You can create a mock for the Verify API using OpenAPI specification. You should use the twilio_verify_v2 resources.

You can create a mock for your backend and use the Verify API mock you created for testing your backend. You will have a different URL or environment to use in your apps.

The SDKs communicate directly with the Verify API, so you will need to change the URL to be used in the SDKs. For this, you can create your own NetworkProvider to intercept the SDK request and change the URL.

1. Implement your own NetworkProvider to change the URL, you can use the NetworkProvider SDK implementation, NetworkAdapter, as a guide
2. Change the URL before executing the request
3. You can pass your own NetworkProvider when building the TwilioVerify instance using the Builder's networkProvider method

1. Implement your own NetworkProvider to change the URL, you can use the NetworkProvider SDK implementation, NetworkAdapter, as a guide
2. Change the URL before executing the request
3. You can pass your own NetworkProvider when building the TwilioVerify instance using the TwilioVerifyBuilder's setNewtorkProvider method

Change the URL of your app to use the mock or the implementation calling the Verify API mock.

The Challenge will be created, so to troubleshoot the issue, start by checking your Twilio debugger to get the error code.

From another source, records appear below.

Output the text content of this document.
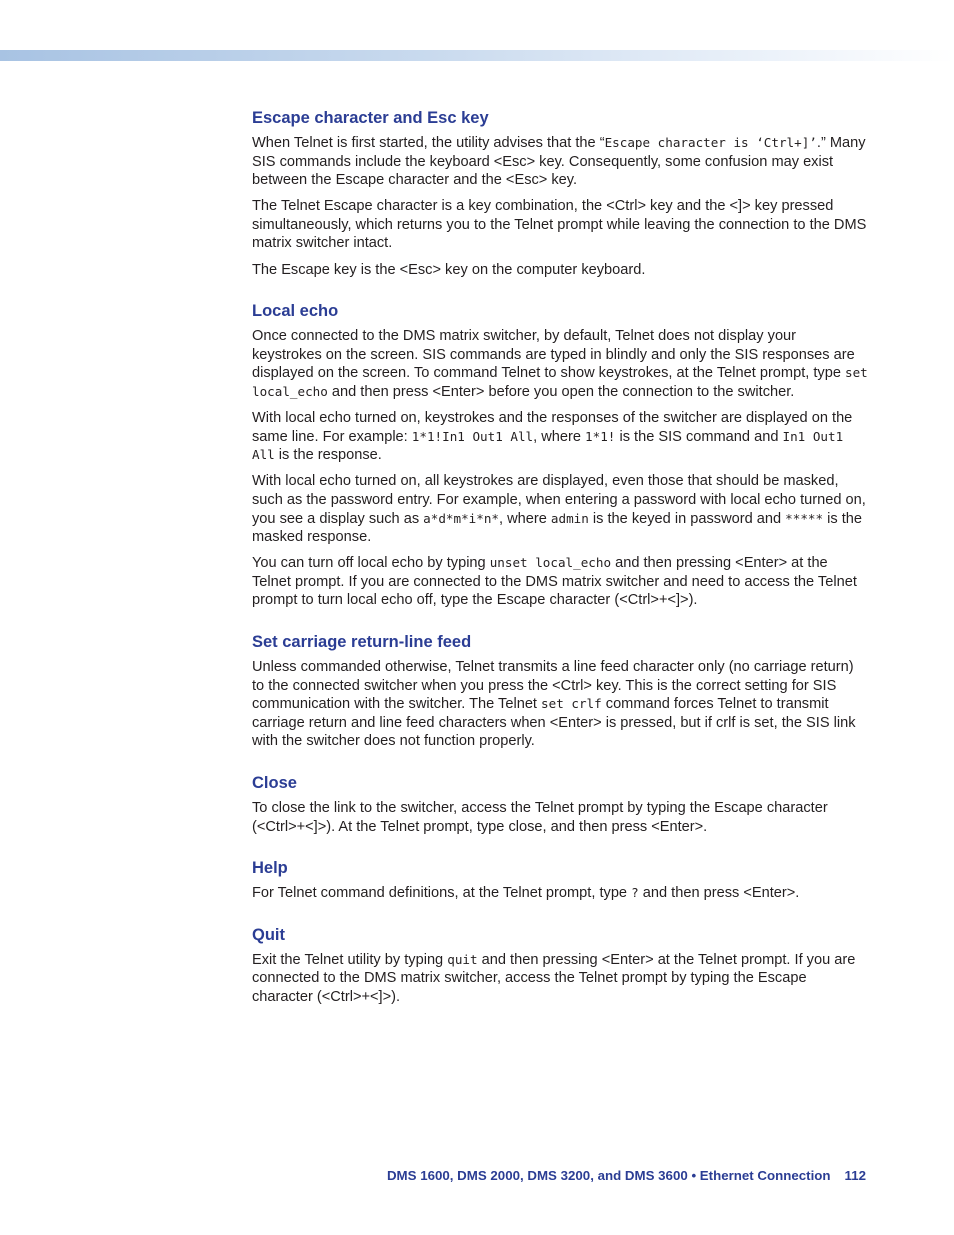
Escape character and Esc key

When Telnet is first started, the utility advises that the “Escape character is ‘Ctrl+]’.” Many SIS commands include the keyboard <Esc> key. Consequently, some confusion may exist between the Escape character and the <Esc> key.

The Telnet Escape character is a key combination, the <Ctrl> key and the <]> key pressed simultaneously, which returns you to the Telnet prompt while leaving the connection to the DMS matrix switcher intact.

The Escape key is the <Esc> key on the computer keyboard.

Local echo

Once connected to the DMS matrix switcher, by default, Telnet does not display your keystrokes on the screen. SIS commands are typed in blindly and only the SIS responses are displayed on the screen. To command Telnet to show keystrokes, at the Telnet prompt, type set local_echo and then press <Enter> before you open the connection to the switcher.

With local echo turned on, keystrokes and the responses of the switcher are displayed on the same line. For example: 1*1!In1 Out1 All, where 1*1! is the SIS command and In1 Out1 All is the response.

With local echo turned on, all keystrokes are displayed, even those that should be masked, such as the password entry. For example, when entering a password with local echo turned on, you see a display such as a*d*m*i*n*, where admin is the keyed in password and ***** is the masked response.

You can turn off local echo by typing unset local_echo and then pressing <Enter> at the Telnet prompt. If you are connected to the DMS matrix switcher and need to access the Telnet prompt to turn local echo off, type the Escape character (<Ctrl>+<]>).

Set carriage return-line feed

Unless commanded otherwise, Telnet transmits a line feed character only (no carriage return) to the connected switcher when you press the <Ctrl> key. This is the correct setting for SIS communication with the switcher. The Telnet set crlf command forces Telnet to transmit carriage return and line feed characters when <Enter> is pressed, but if crlf is set, the SIS link with the switcher does not function properly.

Close

To close the link to the switcher, access the Telnet prompt by typing the Escape character (<Ctrl>+<]>). At the Telnet prompt, type close, and then press <Enter>.

Help

For Telnet command definitions, at the Telnet prompt, type ? and then press <Enter>.

Quit

Exit the Telnet utility by typing quit and then pressing <Enter> at the Telnet prompt. If you are connected to the DMS matrix switcher, access the Telnet prompt by typing the Escape character (<Ctrl>+<]>).

DMS 1600, DMS 2000, DMS 3200, and DMS 3600 • Ethernet Connection 112
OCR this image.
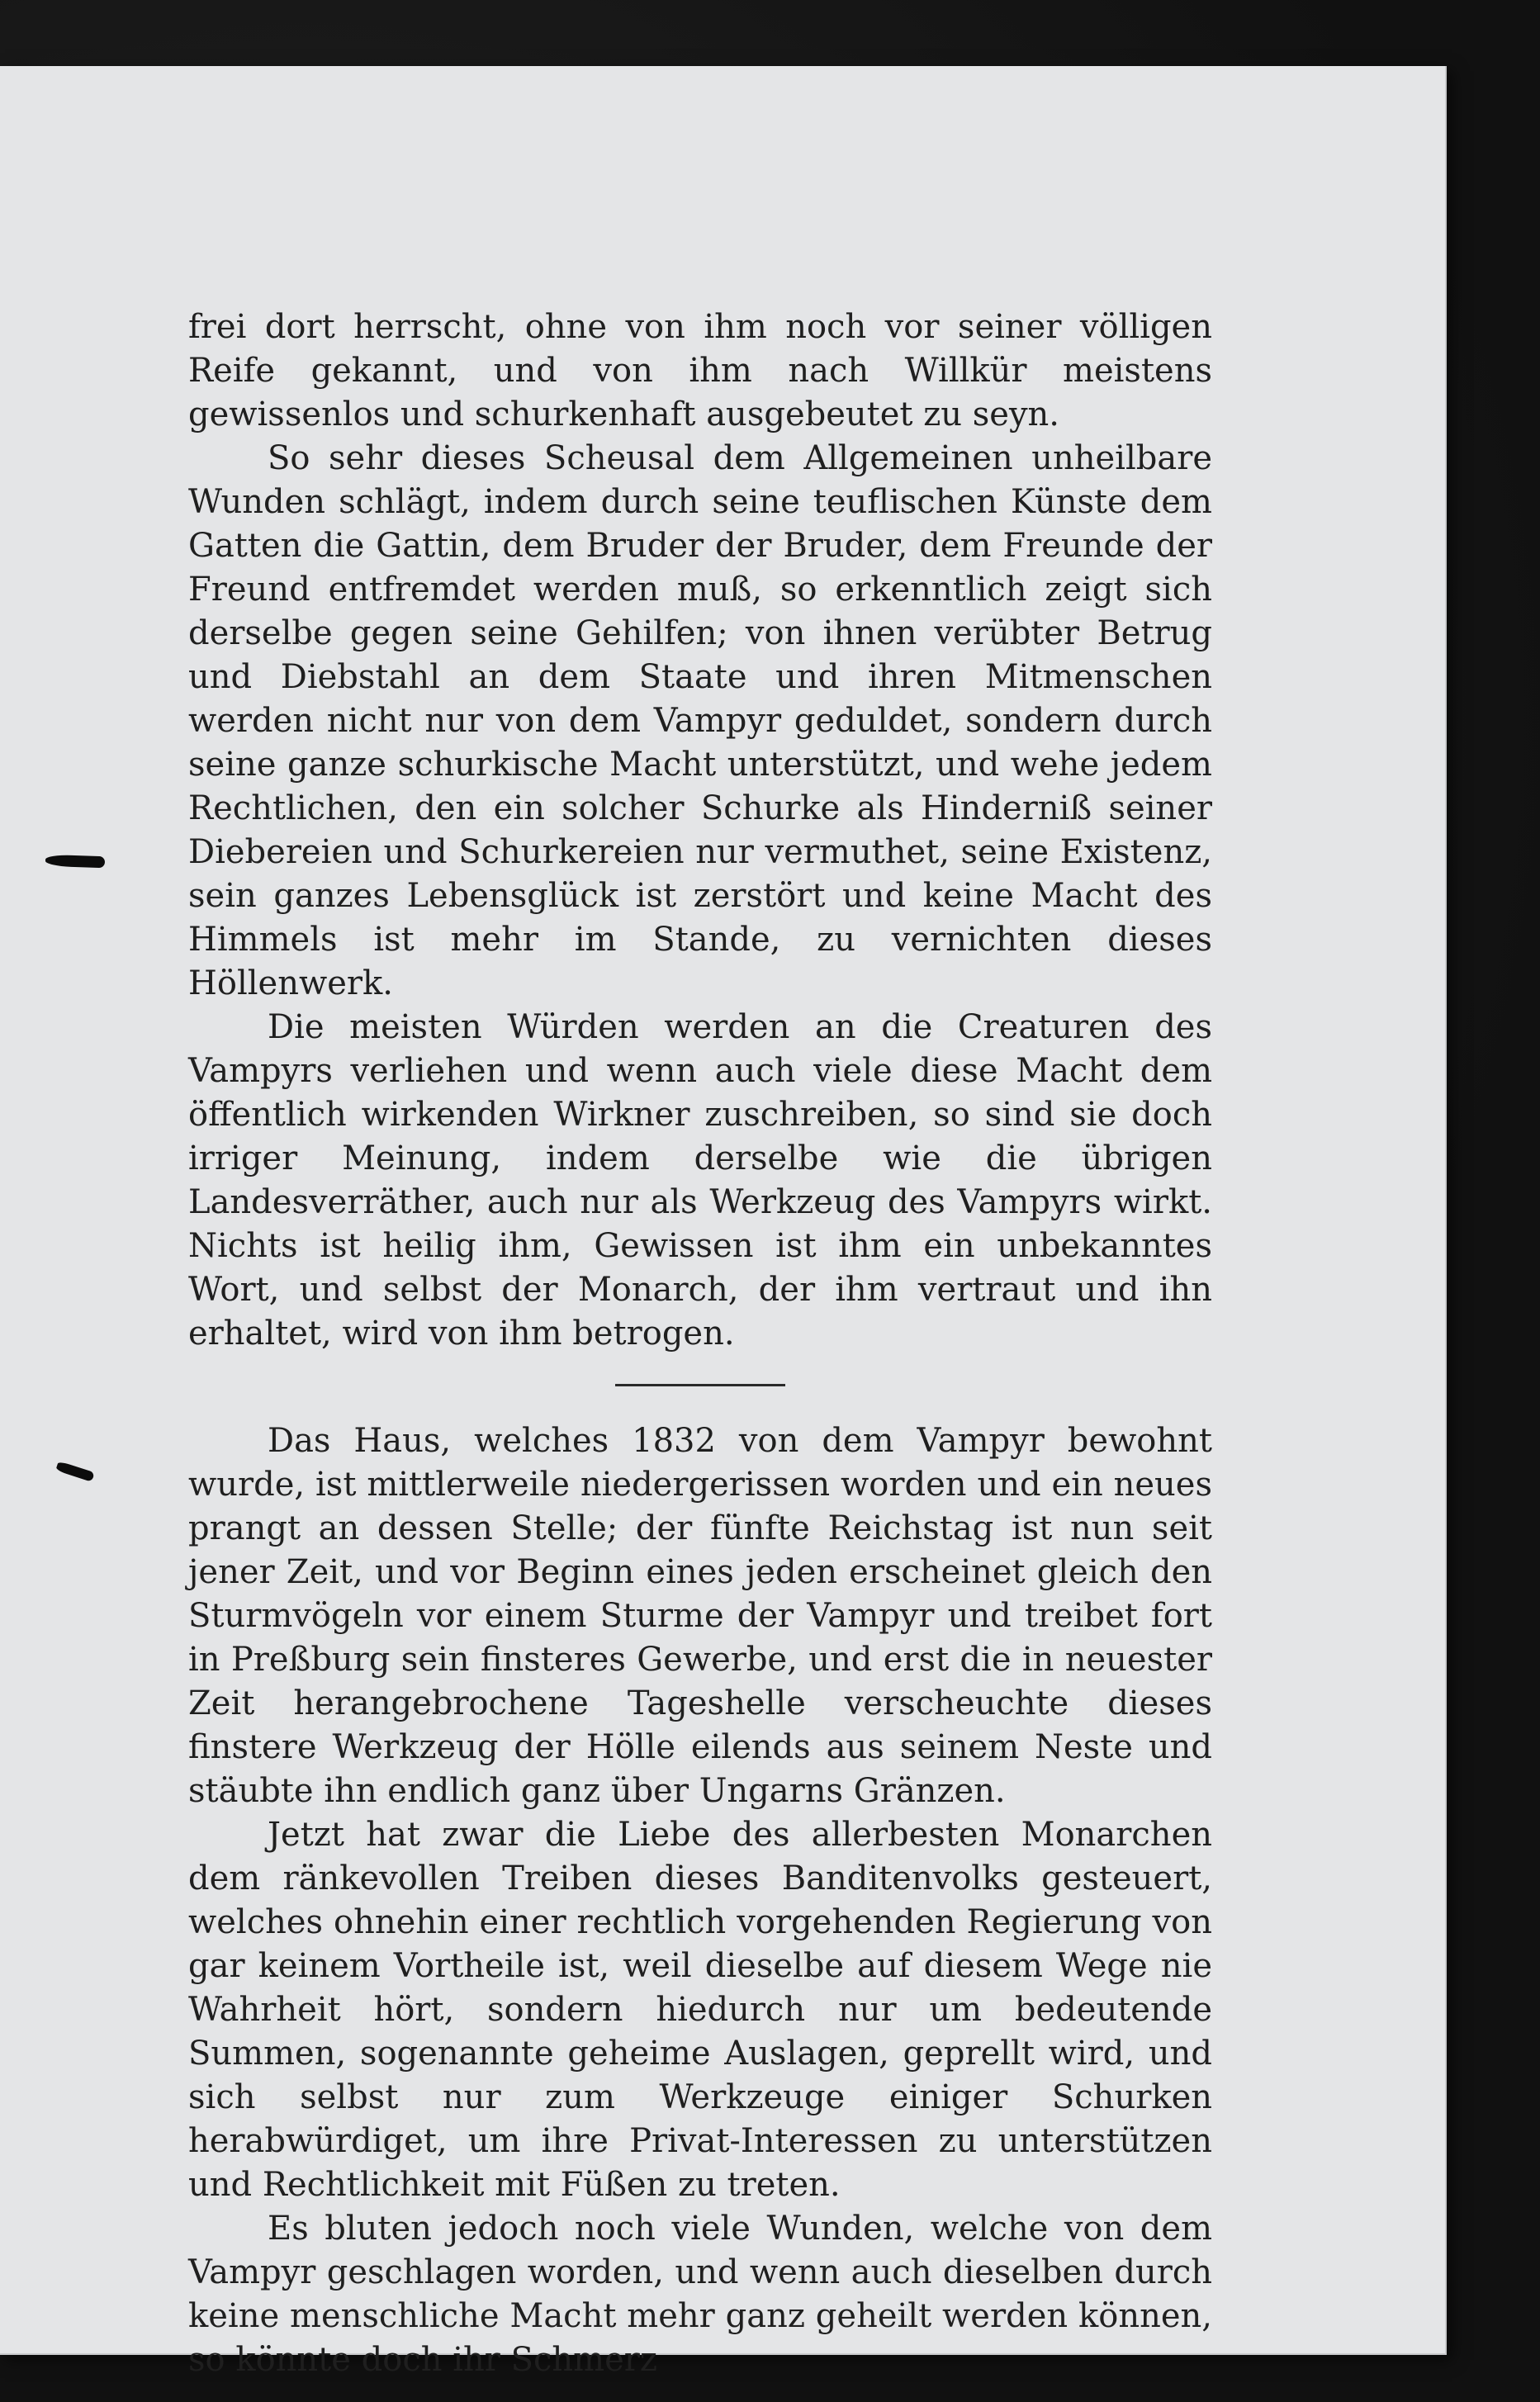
frei dort herrscht, ohne von ihm noch vor seiner völligen Reife gekannt, und von ihm nach Willkür meistens gewissenlos und schurkenhaft ausgebeutet zu seyn.

So sehr dieses Scheusal dem Allgemeinen unheilbare Wunden schlägt, indem durch seine teuflischen Künste dem Gatten die Gattin, dem Bruder der Bruder, dem Freunde der Freund entfremdet werden muß, so erkenntlich zeigt sich derselbe gegen seine Gehilfen; von ihnen verübter Betrug und Diebstahl an dem Staate und ihren Mitmenschen werden nicht nur von dem Vampyr geduldet, sondern durch seine ganze schurkische Macht unterstützt, und wehe jedem Rechtlichen, den ein solcher Schurke als Hinderniß seiner Diebereien und Schurkereien nur vermuthet, seine Existenz, sein ganzes Lebensglück ist zerstört und keine Macht des Himmels ist mehr im Stande, zu vernichten dieses Höllenwerk.

Die meisten Würden werden an die Creaturen des Vampyrs verliehen und wenn auch viele diese Macht dem öffentlich wirkenden Wirkner zuschreiben, so sind sie doch irriger Meinung, indem derselbe wie die übrigen Landesverräther, auch nur als Werkzeug des Vampyrs wirkt. Nichts ist heilig ihm, Gewissen ist ihm ein unbekanntes Wort, und selbst der Monarch, der ihm vertraut und ihn erhaltet, wird von ihm betrogen.

Das Haus, welches 1832 von dem Vampyr bewohnt wurde, ist mittlerweile niedergerissen worden und ein neues prangt an dessen Stelle; der fünfte Reichstag ist nun seit jener Zeit, und vor Beginn eines jeden erscheinet gleich den Sturmvögeln vor einem Sturme der Vampyr und treibet fort in Preßburg sein finsteres Gewerbe, und erst die in neuester Zeit herangebrochene Tageshelle verscheuchte dieses finstere Werkzeug der Hölle eilends aus seinem Neste und stäubte ihn endlich ganz über Ungarns Gränzen.

Jetzt hat zwar die Liebe des allerbesten Monarchen dem ränkevollen Treiben dieses Banditenvolks gesteuert, welches ohnehin einer rechtlich vorgehenden Regierung von gar keinem Vortheile ist, weil dieselbe auf diesem Wege nie Wahrheit hört, sondern hiedurch nur um bedeutende Summen, sogenannte geheime Auslagen, geprellt wird, und sich selbst nur zum Werkzeuge einiger Schurken herabwürdiget, um ihre Privat-Interessen zu unterstützen und Rechtlichkeit mit Füßen zu treten.

Es bluten jedoch noch viele Wunden, welche von dem Vampyr geschlagen worden, und wenn auch dieselben durch keine menschliche Macht mehr ganz geheilt werden können, so könnte doch ihr Schmerz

Then visit Twilio error codes to understand the issue and possible solutions, e.g.:

• Error code 52143: Application device token and certificate subject must have the same bundle id

Possible Causes

• APNs device token format is invalid.
• Trying to use a development certificate for a production application or vice-versa.

For development signing certificates, e.g. running your app from Xcode with debug build configuration or debugging application, you will need to enable the Sandbox option for your push credential

For distribution signing certificates, e.g. archiving app or running the release build configuration, you will need to disable the Sandbox option for your push credential

As the push notification implementation is handled by your app, only your app will know when the push notification is received. Your Verify webhook will only receive challenge.approved and challenge.denied events for Challenges, so your backend should provide a way to be notified that a notification for a challenge was received from your app.

Test credentials are not supported for Verify Push.

The SDK will return the factors stored in the device, so if you call getAllFactors method, you will get only the factors in the device (e.g. 2 factors), and if you have another device (e.g. 3 factors), the user will have 5 factors, but each device will return only the factors stored in the device.

The SDK uses Keychain to save the information in a secure way, so Keychain operations could throw an error, for example when deleting a factor (Keychain delete operation) and TwilioVerify initialization (migrating information from one version to a new one). You should implement an alternative flow in case of an error.